Capacity tags, an overview
- With summer swiftly approaching, many North American companies are preparing for the annual cooling season. Bills during this time of the year are primarily driven by elevated volumetric consumption to support air conditioning loads, there is a less obvious but equally important capacity charge set during the summer that factors into electric costs for many customers year round.
- This concept has varying names across regions, but energy purchasers have likely heard of something along the lines of Capacity Tag (“Cap Tag”) or Coincidental Peak (“CP”) Contribution. These terms refer to the kilowatts (kWs) of demand on the building’s meters during the peak or a series of peak hours on their respective grid annually. The rules and make up of this charge vary between Independent System Operators (ISOs) and Regional Transmission Organizations (RTOs), however they are all generally complex in design and share similar traits. These programs provide each regional grid with stability and a billing model that is fairly representative of the costs each customer is accountable for when the grid is most constrained.
- A high level summary of different Capacity programs and their attributes is shown in the figure below.
- To further illustrate this concept, look at the New York Independent System Operator (NYISO) ICAP program. This program affects customers of the ConEdison utility in New York State. NYISO combines all the ICAP tags from customers across the state to forecast the electricity generating capacity, with some additional reserve capacity, that is required to keep up with demand on those peak days.

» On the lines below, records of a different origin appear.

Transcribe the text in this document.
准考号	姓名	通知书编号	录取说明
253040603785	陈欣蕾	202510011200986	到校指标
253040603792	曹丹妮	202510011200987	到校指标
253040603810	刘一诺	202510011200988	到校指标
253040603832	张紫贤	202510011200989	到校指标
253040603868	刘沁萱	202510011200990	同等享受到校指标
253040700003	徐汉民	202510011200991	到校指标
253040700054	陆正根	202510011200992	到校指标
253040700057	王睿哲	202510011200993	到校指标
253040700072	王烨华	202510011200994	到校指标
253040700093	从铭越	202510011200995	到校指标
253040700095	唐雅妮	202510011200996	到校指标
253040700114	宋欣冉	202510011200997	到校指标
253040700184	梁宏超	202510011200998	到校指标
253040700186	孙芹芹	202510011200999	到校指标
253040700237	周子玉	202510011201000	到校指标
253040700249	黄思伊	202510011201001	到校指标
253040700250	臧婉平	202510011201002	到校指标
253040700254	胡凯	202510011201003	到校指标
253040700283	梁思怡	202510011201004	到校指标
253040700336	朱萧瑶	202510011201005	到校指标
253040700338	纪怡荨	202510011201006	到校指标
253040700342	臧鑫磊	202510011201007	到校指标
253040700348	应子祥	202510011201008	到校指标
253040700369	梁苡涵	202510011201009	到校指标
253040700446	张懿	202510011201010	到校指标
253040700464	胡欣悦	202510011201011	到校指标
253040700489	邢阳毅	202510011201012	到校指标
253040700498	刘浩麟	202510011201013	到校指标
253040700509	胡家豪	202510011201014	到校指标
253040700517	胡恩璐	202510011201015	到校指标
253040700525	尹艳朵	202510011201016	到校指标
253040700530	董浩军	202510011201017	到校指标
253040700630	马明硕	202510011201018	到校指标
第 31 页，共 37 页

New York Statewide Resource Availability and Planning - Summer 2022
Source: NY-ISO
- Typically, the electricity grid in New York City (NYCA) hits its peak demand late in the afternoon during the hottest summer days. The chart below illustrates that during the summer, the system peak usually occurs between 5:00 and 6:00 PM. The peak window is expected to move later as the region continues to electrify its building stock.
Source: NY-ISO
- “Tags” are revised annually meaning each building has an opportunity to improve or hurt its future energy costs from activities taken during these events. Proper planning and communication with building occupants to take steps to reduce electricity usage during these peak events can reduce or completely eliminate tags.